The fact that these terms are highly formal should not deter from their casual use when intent warrants it. RFC 2119 is called for wherever there is a formal requirement of some sort. In practical terms, this mostly correlates with whether the given statement spells out a condition that would have to be checked in code that implements the spec. Certainly you want to formally define every aspect of the specification whose implementation you’d excercise with a unit test.

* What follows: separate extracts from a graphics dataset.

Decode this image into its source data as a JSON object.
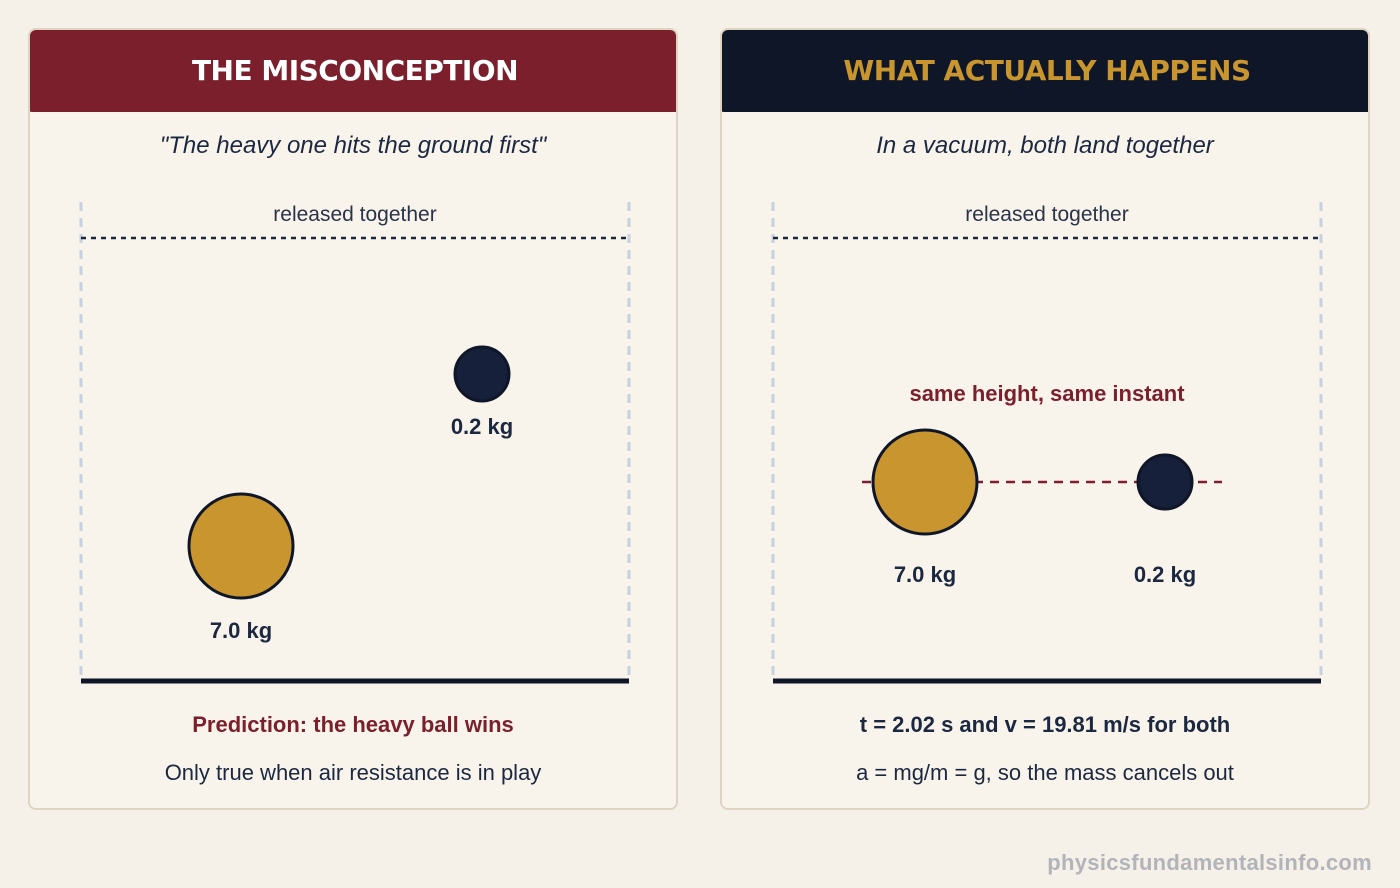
{
  "left_panel": {
    "title": "THE MISCONCEPTION",
    "subtitle": "\"The heavy one hits the ground first\"",
    "release_label": "released together",
    "heavy_ball_label": "7.0 kg",
    "light_ball_label": "0.2 kg",
    "caption": "Prediction: the heavy ball wins",
    "note": "Only true when air resistance is in play",
    "header_color": "#7a1f2b"
  },
  "right_panel": {
    "title": "WHAT ACTUALLY HAPPENS",
    "subtitle": "In a vacuum, both land together",
    "release_label": "released together",
    "annotation": "same height, same instant",
    "heavy_ball_label": "7.0 kg",
    "light_ball_label": "0.2 kg",
    "caption": "t = 2.02 s and v = 19.81 m/s for both",
    "note": "a = mg/m = g, so the mass cancels out",
    "header_color": "#0e1628",
    "title_color": "#c8952e"
  },
  "colors": {
    "heavy_ball": "#c8952e",
    "light_ball": "#16203a",
    "accent_red": "#7a1f2b"
  },
  "footer": "physicsfundamentalsinfo.com"
}
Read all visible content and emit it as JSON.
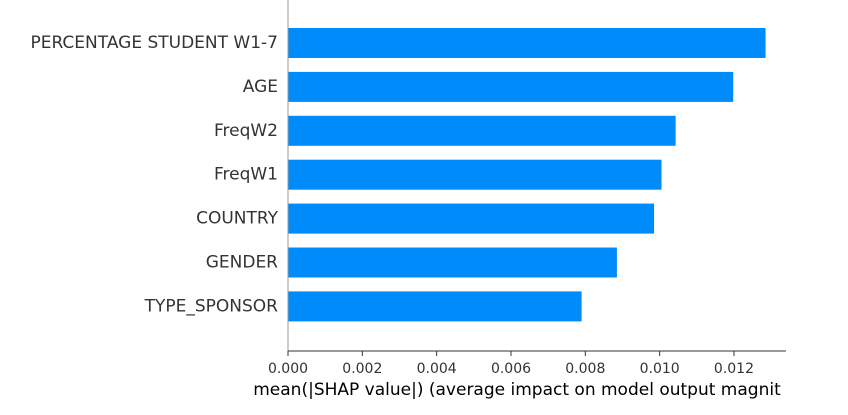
{
  "chart_data": {
    "type": "bar",
    "orientation": "horizontal",
    "title": "",
    "xlabel": "mean(|SHAP value|) (average impact on model output magnit",
    "ylabel": "",
    "categories": [
      "PERCENTAGE STUDENT W1-7",
      "AGE",
      "FreqW2",
      "FreqW1",
      "COUNTRY",
      "GENDER",
      "TYPE_SPONSOR"
    ],
    "values": [
      0.01285,
      0.01198,
      0.01043,
      0.01005,
      0.00985,
      0.00885,
      0.0079
    ],
    "xlim": [
      0,
      0.0134
    ],
    "xticks": [
      "0.000",
      "0.002",
      "0.004",
      "0.006",
      "0.008",
      "0.010",
      "0.012"
    ],
    "grid": false,
    "legend": "none",
    "bar_color": "#008bfb"
  }
}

Writing specifications is a weird beast of an activity. It is programming – except not of computers, but programmers. In a sense we might call it meta-programming: a code that instructs programmers about how to write a program. (Remember the original sense of “meta” in metaphysics: “beyond the physics” – where “beyond” prosaically refers to which shelves in the library such books were to be found. But I digress.) Their programming language, obviously, is human language. In human communication, ambiguity and imprecision improves efficiency – and lends itself to poetry besides. Specificiations, however, need to be as precise as possible (including being precise about where they’re not). For better or for worse, poetry is rarely desirable, but unambiguous language is, and that is where RFC 2119 comes in. It is a syntax for specification programming, if you will. Think of RFC 2119 statements as the code, and of informal statements as comments.

That should make it obvious why formal language is always appropriate. Do not shy away from using it, it gives a clear distinction between code and comments and makes the code more precise.